Dillon smiled and shook his head.

But soon the Phillies had two men on, and I had forgotten how tired I felt before, and knew we would eventually make our way home after this Tuesday-night game. I worried I would not get all this schoolwork done, but these thoughts disappeared as Mike Schmidt strode to the plate. Five years had passed since the Phillies’ World Series triumph, which occurred in an October when I still studied in Vermont. I recalled walking past a low dorm, in between apple trees, in a dark, hilly grove, over thick grass with apples rotting at my feet, and in the dusk light I heard my friend Hubert say, “The Phillies just won the World Series, Billy.”

It registered with me but did not mean as much as it might have, if I still lived back home then. But as Schmidt dug his cleats into the brown earth of the batter’s box this night, I thought of my old Uncle sitting before the tv in our dining room back home, and how he said, “Mike Schmidt is the best,” as he sat before the television, and drank Schmidt’s Beer from a can, and added, “I saw Babe Ruth play at Connie Mack Stadium when the Philadelphia A’s played there.” Then he continued, “I saw Dempsey vs. Tunney and ‘The Sesquicentennial in Philadelphia. . . . And I saw the Hindenburg crash in Lakehurst, New Jersey too.”

Uncle had died about five years before, a handful of years after he left our house. I wondered whether years after he left us if he had seen the Phillies win The World Series on television? All these memories flowed through me as my eyes grew more weary.

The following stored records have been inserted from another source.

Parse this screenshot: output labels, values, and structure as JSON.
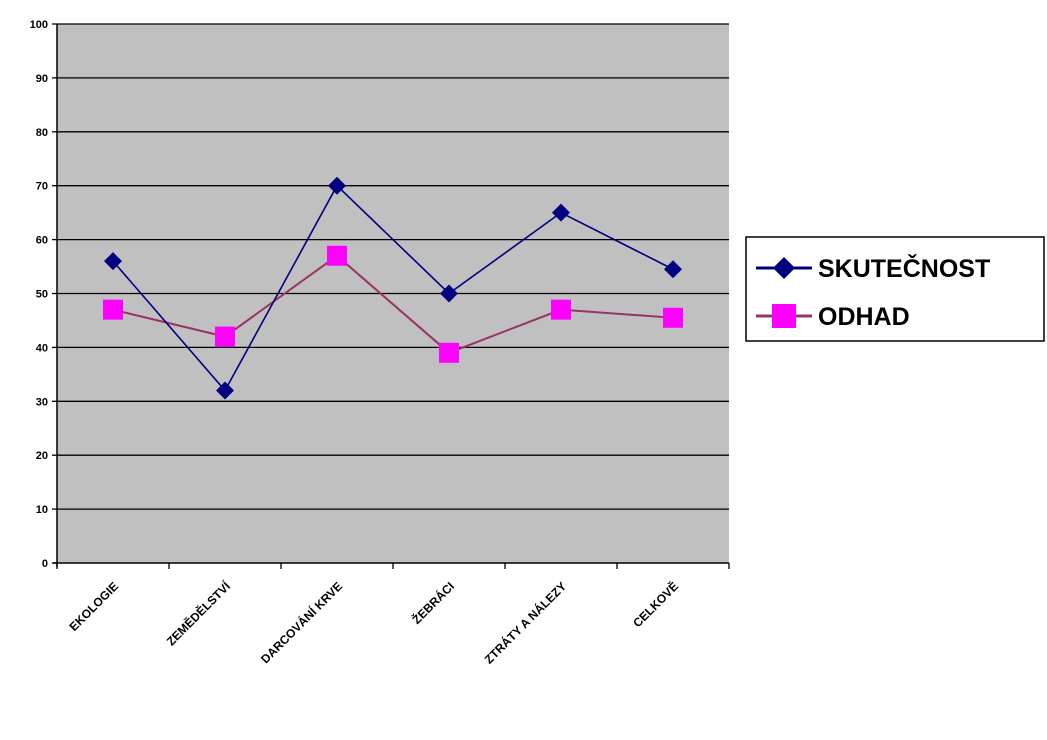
{
  "chart_data": {
    "type": "line",
    "categories": [
      "EKOLOGIE",
      "ZEMĚDĚLSTVÍ",
      "DARCOVÁNÍ KRVE",
      "ŽEBRÁCI",
      "ZTRÁTY A NÁLEZY",
      "CELKOVĚ"
    ],
    "series": [
      {
        "name": "SKUTEČNOST",
        "values": [
          56,
          32,
          70,
          50,
          65,
          54.5
        ],
        "color": "#000080",
        "marker": "diamond"
      },
      {
        "name": "ODHAD",
        "values": [
          47,
          42,
          57,
          39,
          47,
          45.5
        ],
        "color": "#993366",
        "marker_color": "#ff00ff",
        "marker": "square"
      }
    ],
    "ylim": [
      0,
      100
    ],
    "yticks": [
      "0",
      "10",
      "20",
      "30",
      "40",
      "50",
      "60",
      "70",
      "80",
      "90",
      "100"
    ],
    "grid": true,
    "plot_background": "#c0c0c0",
    "legend_position": "right",
    "title": "",
    "xlabel": "",
    "ylabel": ""
  }
}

After a few half swings, Schmidt seemed ready; the pitcher, Burke stood on the mound, looking over his shoulder to the runner on first base.

Dillon chimed in, “Burke is their ace reliever.”

The Phils had runners on first and second. This late in the season, with Schmidt five years past his glory days, I didn’t expect anything. The lights high up in the stadium burned, but the overhang above and behind us seemed to make ‘The Vet’ like a dark theatre before the main event commenced. We, in this half-empty, carved out white, concrete bowl sat alert feeling the cold of autumn ahead. Soon the count went to 2-1, the pitch came in, the small white ball moving so quickly we could barely see it, then we heard the crack of the bat, ash wood against cowhide ball and saw the white ball flying toward the distant, deep green, outfield fence, which it soared up and over as cheers erupted from the crowd.

“A game-winning homer!” I heard the brothers say as they stood up to my right; “That’s one for the ages!” Dillon said loudly.

Silently I thought to myself, ‘That’s what truly great players do; they perform in the clutch, when the game is on the line.’ That’s what the great ones do, what brothers do, I thought as we all smiled, then made our way up the aisle, as fans turned down below under the night sky, and a few players still lingered on the near empty field under the lights and late summer, dark sky.